The development of PVR is accompanied by complex changes of the gene expression in the neural retina, with an upregulation of genes that support cell proliferation, cell signaling, cell motility, and extracellular matrix remodeling. HB-EGF is one of the factors that are significantly upregulated in PVR retinas. HB-EGF expression in fibroproliferative tissue and its stimulatory effect on glial cell proliferation, chemotaxis, and VEGF secretion suggest that HB-EGF may be a factor mediating glial cell responses during PVR.

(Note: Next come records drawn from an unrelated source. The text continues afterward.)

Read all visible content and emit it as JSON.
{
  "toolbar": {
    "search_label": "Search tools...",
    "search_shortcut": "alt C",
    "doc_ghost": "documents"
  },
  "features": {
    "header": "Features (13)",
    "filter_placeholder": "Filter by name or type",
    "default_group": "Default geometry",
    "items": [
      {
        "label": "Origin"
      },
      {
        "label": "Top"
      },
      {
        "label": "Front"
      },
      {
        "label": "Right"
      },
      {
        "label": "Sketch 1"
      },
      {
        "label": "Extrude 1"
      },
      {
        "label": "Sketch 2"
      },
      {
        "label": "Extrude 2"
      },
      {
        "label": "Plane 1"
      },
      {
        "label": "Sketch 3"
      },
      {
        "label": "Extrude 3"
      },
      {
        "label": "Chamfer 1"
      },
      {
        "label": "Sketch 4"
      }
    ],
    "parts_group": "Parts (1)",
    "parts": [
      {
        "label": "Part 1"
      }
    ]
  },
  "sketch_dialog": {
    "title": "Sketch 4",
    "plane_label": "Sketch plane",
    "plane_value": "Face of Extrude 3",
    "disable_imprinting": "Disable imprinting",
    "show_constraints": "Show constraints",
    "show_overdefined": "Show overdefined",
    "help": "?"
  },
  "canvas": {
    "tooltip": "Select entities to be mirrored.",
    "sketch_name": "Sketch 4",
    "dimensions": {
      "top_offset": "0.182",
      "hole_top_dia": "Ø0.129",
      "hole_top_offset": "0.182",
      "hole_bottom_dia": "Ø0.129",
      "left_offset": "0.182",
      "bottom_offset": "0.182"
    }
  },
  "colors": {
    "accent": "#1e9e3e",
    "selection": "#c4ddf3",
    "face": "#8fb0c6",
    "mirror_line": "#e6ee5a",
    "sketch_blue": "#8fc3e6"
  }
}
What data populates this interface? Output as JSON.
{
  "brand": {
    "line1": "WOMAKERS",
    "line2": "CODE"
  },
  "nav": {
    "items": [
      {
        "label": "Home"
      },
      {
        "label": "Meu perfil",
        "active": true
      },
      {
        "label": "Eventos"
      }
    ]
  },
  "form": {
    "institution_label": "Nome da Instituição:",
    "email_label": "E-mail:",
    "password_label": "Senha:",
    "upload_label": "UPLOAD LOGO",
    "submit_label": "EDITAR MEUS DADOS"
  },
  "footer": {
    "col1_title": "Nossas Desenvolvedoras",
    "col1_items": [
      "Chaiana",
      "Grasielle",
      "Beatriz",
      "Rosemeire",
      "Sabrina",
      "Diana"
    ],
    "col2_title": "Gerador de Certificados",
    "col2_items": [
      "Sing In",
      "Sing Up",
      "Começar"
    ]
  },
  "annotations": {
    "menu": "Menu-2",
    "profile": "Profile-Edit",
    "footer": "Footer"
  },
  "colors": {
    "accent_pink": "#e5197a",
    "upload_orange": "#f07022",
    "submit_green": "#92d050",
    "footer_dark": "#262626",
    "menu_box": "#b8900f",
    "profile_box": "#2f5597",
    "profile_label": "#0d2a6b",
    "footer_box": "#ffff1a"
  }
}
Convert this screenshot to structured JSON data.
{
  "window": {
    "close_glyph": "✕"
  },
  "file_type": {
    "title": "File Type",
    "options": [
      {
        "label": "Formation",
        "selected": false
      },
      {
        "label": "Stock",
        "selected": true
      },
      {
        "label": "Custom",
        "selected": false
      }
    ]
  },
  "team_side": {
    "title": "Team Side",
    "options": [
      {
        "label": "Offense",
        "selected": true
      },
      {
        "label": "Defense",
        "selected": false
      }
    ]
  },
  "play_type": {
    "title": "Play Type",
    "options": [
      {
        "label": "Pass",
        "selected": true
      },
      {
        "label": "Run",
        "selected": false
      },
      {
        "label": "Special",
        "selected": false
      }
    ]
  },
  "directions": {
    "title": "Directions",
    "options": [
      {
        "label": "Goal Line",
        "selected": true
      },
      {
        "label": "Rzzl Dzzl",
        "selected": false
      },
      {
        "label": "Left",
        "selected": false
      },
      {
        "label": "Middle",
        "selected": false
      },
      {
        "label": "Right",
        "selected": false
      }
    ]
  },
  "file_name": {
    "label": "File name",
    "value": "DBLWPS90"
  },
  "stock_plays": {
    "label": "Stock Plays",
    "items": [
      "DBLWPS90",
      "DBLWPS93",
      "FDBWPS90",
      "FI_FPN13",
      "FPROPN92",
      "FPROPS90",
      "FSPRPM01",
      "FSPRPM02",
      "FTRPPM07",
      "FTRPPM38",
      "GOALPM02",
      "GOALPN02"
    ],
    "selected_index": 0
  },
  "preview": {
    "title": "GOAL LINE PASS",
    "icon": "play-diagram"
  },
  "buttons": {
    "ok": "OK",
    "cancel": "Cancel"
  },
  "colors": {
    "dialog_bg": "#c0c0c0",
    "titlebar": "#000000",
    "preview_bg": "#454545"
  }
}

比较对照尸检视网膜与增殖性玻璃体视网膜病变(PVR)患者视网膜的基因表达模式,确定纤维增殖膜中神经胶质细胞对肝素结合表皮生长因子样生长因子(HB-EGF)的表达,并研究人 Müller 细胞系 MIO-M1 的细胞是否对 HB-EGF 产生增殖、迁移及分泌血管内皮生长因子(VEGF)的反应。
为鉴定在 PVR 和对照视网膜中差异表达的基因,通过将标记的 cRNA 探针与 Affymetrix 人类基因组微阵列杂交,分析了 7 名尸检供体和 2 例 PVR 患者神经视网膜的 RNA 差异基因表达。通过实时 PCR 实验对 6 个尸检视网膜和 4 个 PVR 视网膜的 RNA 进行检测,验证结果。对视网膜前 PVR 膜进行免疫组织化学染色,以检测 HB-EGF 与神经胶质细胞标志物胶质纤维酸性蛋白(GFAP)的共定位。通过溴脱氧尿苷免疫测定法研究 HB-EGF 诱导培养的 Müller 细胞增殖,用迁移试验评估趋化性,并用 ELISA 评估 VEGF 的释放。
在研究的 12600 个基因和表达序列标签中,与对照视网膜相比,PVR 患者视网膜中有 80 个基因表达水平升高,21 个基因表达水平降低。上调信号包括与核和细胞周期相关蛋白、细胞外分泌蛋白、胞质信号蛋白以及膜和细胞外基质蛋白相关的基因。发现肝细胞生长因子和 HB-EGF 的基因在 PVR 视网膜中表达,但在对照视网膜中不表达。在 PVR 患者的视网膜前膜中,HB-EGF 免疫反应性与 GFAP 部分共定位。在培养的 Müller 细胞中,HB-EGF 通过激活细胞外信号调节激酶 1 和 2 以及磷脂酰肌醇-3 激酶,刺激增殖和趋化性以及 VEGF 的分泌。
PVR 的发展伴随着神经视网膜基因表达的复杂变化,支持细胞增殖、细胞信号传导、细胞运动和细胞外基质重塑的基因上调。HB-EGF 是 PVR 视网膜中显著上调的因子之一。HB-EGF 在纤维增殖组织中的表达及其对神经胶质细胞增殖、趋化性和 VEGF 分泌的刺激作用表明,HB-EGF 可能是 PVR 期间介导神经胶质细胞反应的一个因子。